There's a little bit of clean-up work to do (software porting, as said; viz1 still has a network configuration issue to be resolved, so it's been disabled for now) for in general the service is again operational.

Thank you for your understanding and patience while we've performed this upgrade. We've gained much experience in this process, and future upgrades should be much more straightforward.
Posted 14 days ago. Oct 04, 2018 - 10:12 MDT
Verifying
Sneffels (viz) is back up, and I expect it to be working at this point; however, I have not actually gone through and validated that all existing configuration is working at this point.

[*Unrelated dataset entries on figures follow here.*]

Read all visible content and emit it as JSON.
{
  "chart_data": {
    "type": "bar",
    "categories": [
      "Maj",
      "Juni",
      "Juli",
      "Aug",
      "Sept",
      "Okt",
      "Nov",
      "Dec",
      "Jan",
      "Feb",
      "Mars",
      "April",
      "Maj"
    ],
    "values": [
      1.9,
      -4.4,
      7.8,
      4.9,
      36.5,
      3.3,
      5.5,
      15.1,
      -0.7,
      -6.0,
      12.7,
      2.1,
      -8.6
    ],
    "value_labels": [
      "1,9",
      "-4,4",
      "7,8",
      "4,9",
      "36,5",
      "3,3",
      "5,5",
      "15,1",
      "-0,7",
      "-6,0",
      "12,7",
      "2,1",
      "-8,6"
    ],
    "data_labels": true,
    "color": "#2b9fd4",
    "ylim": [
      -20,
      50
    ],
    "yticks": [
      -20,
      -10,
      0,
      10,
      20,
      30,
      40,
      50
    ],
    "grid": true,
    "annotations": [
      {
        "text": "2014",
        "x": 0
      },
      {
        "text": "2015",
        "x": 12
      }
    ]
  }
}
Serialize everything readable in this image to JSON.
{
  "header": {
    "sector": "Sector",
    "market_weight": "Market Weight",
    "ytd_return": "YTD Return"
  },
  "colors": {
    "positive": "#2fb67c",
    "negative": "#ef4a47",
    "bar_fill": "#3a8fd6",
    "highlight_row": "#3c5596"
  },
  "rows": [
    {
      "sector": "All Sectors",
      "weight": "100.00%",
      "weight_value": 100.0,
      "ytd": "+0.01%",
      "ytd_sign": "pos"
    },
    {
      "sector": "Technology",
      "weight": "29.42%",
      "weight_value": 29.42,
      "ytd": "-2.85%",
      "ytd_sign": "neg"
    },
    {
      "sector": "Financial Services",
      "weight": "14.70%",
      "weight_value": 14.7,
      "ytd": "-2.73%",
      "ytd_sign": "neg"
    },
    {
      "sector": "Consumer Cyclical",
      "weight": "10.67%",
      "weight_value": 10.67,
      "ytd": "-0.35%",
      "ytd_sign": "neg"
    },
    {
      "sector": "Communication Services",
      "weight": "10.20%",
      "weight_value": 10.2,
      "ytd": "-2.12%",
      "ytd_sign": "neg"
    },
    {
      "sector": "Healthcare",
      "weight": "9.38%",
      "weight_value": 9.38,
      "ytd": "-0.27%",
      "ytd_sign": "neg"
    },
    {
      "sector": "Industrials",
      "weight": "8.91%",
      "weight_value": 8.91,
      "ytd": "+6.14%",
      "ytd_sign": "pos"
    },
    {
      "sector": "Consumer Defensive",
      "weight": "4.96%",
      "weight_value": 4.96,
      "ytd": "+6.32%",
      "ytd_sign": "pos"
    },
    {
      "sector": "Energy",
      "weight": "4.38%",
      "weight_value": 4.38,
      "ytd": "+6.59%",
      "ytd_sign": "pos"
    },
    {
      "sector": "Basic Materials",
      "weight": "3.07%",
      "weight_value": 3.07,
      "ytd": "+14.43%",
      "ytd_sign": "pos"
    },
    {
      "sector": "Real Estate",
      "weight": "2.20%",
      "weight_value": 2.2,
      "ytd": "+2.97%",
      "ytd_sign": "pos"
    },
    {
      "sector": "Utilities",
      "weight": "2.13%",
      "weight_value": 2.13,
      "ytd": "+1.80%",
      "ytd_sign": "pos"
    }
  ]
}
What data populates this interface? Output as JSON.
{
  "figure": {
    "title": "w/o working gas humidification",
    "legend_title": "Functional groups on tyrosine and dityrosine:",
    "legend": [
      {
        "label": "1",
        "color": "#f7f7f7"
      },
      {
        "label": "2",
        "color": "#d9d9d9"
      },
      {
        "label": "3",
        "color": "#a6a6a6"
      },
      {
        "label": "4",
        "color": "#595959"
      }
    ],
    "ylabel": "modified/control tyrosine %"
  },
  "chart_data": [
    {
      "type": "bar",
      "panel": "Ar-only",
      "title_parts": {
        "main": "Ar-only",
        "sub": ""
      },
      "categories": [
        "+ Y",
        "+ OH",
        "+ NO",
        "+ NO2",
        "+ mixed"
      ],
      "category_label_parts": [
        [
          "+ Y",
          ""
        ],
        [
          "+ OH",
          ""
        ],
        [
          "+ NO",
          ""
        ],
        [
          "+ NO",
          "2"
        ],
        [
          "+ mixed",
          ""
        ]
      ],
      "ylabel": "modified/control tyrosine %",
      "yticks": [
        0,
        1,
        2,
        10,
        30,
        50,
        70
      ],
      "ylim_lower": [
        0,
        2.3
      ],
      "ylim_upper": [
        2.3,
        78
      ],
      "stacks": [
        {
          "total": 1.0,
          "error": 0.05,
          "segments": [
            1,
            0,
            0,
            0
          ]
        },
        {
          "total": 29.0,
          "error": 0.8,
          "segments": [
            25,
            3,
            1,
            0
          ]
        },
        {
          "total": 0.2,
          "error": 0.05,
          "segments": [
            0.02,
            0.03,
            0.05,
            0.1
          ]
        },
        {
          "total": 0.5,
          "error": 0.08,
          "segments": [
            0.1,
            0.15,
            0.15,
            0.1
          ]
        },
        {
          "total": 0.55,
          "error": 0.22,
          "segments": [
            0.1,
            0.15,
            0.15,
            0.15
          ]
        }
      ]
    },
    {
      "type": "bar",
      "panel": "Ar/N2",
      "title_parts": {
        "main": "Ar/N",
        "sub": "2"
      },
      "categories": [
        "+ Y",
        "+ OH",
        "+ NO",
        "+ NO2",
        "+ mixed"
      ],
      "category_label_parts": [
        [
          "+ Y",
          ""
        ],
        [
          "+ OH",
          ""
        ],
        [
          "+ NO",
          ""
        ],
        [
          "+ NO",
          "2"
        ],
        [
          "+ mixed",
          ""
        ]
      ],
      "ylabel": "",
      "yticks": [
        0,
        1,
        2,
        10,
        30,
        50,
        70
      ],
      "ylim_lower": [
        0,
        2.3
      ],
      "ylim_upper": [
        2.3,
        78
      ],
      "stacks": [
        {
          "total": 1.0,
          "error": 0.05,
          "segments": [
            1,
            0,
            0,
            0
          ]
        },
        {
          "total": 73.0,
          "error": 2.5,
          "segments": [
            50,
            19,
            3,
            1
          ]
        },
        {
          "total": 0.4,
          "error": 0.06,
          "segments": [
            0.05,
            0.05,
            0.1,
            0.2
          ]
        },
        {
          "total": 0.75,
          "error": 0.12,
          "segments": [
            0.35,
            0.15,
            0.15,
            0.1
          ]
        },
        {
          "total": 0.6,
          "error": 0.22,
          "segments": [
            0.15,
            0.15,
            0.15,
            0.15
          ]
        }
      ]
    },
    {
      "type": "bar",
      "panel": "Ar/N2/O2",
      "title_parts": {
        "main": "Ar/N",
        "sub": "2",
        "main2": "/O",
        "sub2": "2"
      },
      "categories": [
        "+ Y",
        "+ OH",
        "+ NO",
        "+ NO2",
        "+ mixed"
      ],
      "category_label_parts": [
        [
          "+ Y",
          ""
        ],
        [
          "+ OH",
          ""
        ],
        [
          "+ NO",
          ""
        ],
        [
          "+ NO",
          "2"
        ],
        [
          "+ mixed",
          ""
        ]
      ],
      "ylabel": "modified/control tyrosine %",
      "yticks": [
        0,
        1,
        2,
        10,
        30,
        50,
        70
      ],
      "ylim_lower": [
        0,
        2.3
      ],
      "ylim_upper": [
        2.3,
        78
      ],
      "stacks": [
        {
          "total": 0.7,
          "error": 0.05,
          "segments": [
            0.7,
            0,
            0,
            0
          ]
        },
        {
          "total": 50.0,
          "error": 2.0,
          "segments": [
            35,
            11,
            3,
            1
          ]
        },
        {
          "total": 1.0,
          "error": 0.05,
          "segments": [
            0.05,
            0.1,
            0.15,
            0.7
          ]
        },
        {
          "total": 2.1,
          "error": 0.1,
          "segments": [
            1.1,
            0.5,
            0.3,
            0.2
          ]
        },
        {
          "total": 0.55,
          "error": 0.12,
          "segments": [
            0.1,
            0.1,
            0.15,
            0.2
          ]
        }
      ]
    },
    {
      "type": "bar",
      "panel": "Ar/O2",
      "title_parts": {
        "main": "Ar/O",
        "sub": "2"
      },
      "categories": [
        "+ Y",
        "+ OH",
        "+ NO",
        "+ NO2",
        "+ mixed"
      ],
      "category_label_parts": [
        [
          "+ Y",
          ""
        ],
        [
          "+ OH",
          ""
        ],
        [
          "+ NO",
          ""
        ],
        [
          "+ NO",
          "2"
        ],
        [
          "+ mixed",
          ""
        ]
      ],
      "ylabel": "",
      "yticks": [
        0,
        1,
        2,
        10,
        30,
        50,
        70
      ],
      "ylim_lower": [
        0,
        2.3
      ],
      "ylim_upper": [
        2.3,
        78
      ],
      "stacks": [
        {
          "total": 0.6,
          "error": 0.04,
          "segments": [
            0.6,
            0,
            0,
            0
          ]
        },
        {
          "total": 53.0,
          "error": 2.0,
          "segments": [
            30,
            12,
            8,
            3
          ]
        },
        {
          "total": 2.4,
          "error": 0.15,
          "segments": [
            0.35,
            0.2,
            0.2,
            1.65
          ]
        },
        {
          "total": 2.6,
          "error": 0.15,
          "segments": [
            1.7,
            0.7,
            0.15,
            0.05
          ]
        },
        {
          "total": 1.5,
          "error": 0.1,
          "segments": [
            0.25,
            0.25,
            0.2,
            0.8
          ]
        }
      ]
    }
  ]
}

Feel free to attempt to use it (at viz.rc.colorado.edu) and let us know if anything isn't working; but I'm going to leave this maintenance marked as "verifying" until I've proactively reviewed everything for at least a baseline of functionality.
Posted 14 days ago. Oct 03, 2018 - 23:35 MDT
Update
Problems with Enginframe and DCV appear to have been resolved; however, we have been unable to successfully start a session on RHEL7, seemingly due to an incompatibility between gnome3 and the particular Nvidia GPU installed in the viz servers. We have already demonstrated this stack works successfully on RHEL6 in a test environment, so we are reprovisioning the hosts to RHEL6 now.
Posted 15 days ago. Oct 02, 2018 - 23:00 MDT
Update
The problem we encountered with dcv has been resolved. We are continuing work to bring viz back into production. Currently we are waiting on a re-generated license file which was built improperly by the software vendor.
Posted 16 days ago. Oct 02, 2018 - 11:46 MDT
Update
Much of the upgrade of the Sneffels visualization system is complete. However, we have encountered a problem starting DCV (the remote visualization server that runs on the viz nodes) on the updated operating system, RHEL7. A support request has been filed, and we will proceed with returning the system to operation when we have been advised by support.

Should we be unable to proceed with RHEL7, we will revert to RHEL6 (but retaining the updated versions of Enginframe and DCV. This configuration has already been demonstrated to work in a test environment.
Posted 16 days ago. Oct 01, 2018 - 21:43 MDT
In progress
Scheduled maintenance is currently in progress. We will provide updates as necessary.
Posted 17 days ago. Oct 01, 2018 - 18:50 MDT
Update
We will be undergoing scheduled maintenance during this time.
Posted 17 days ago. Oct 01, 2018 - 18:49 MDT
Scheduled
Work upgrading the Sneffels (viz) cluster is ongoing. This maintenance was previously announced as completed by an automated process.

The Sneffels ("viz") cluster will be unavailable for use Monday, 1 October, for a period to support the upgrade of the EnginFrame environment and dcv software. This maintenance will also return all five nodes to production (currently down to two nodes).

Effort will be made to return the system to production as soon as possible, including earlier than the scheduled 8-hour maintenance period. Should any issues arise during the course of the upgrade, we will provide updates here.
Posted 17 days ago. Oct 01, 2018 - 18:49 MDT
This scheduled maintenance affected: EnginFrame.